NaTi₂(PO₄)₃, as one of sodium superionic conductor (NASICON)-type anode materials, has been extensively concerned by researchers in Na-storage technologies due to their unique three-dimensional structure for Na⁺ insertion/deinsertion. However, the low conductivity of NaTi₂(PO₄)₃ seriously hinders its electrochemical kinetics, which has been a major obstacle to further application. Herein, a facile strategy is proposed to synthesize carbon-incorporated NaTi₂(PO₄)₃ nanoparticles on carbon cloth (NTP/C@CC) as a binder-free anode for aqueous sodium-ion hybrid capacitors (SIHCs). The amorphous carbon as a continuous conductive network can improve the electronic conductivity and restrict the particle growth of NaTi₂(PO₄)₃. The small-sized NaTi₂(PO₄)₃ nanoparticles embedded in the carbon network could increase the electrolyte/electrode interfacial area and shorten the Na⁺ transport path, resulting in increased electrochemical performance. Meanwhile, the carbon matrix can buffer the volume expansion during cycling and stabilize the structure of active materials.

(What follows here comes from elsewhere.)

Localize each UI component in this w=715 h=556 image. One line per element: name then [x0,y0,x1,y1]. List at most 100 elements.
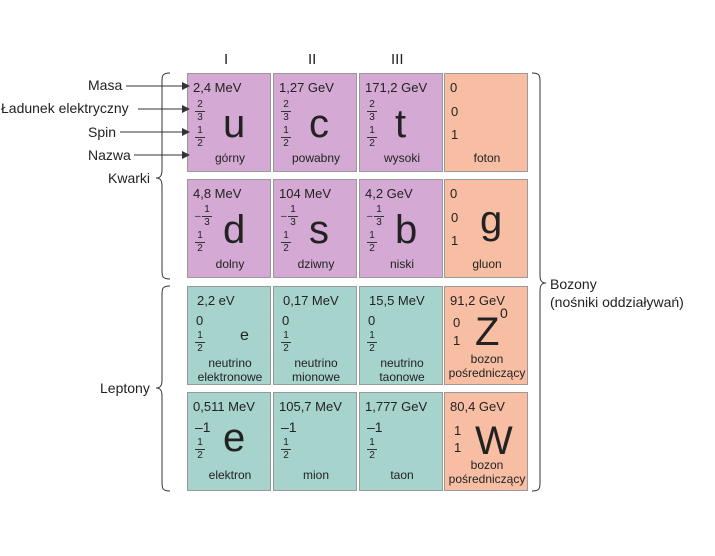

Consequently, the NTP/C@CC anode possesses a high specific capacity (0.416 mAh cm^− 2 at 2 mA cm^− 2), considerable rate capability (0.172 mAh cm^− 2 at 30 mA cm^− 2, 41.3% capacitance retention), and good long-term stability (83.2% capacitance retention after 5000 cycles at 30 mA cm^− 2). In addition, an assembled SIHC device with P-doped porous carbon cloth (PPCC) as the cathode shows a capacity of 0.205 mAh cm^− 2. The SIHC cell also acquires a superior energy density of 2.82 mWh cm^− 3 and 81.5% capacity retention over 5000 cycles. This work may offer a viable way for constructing binder-free electrode materials for hybrid capacitors.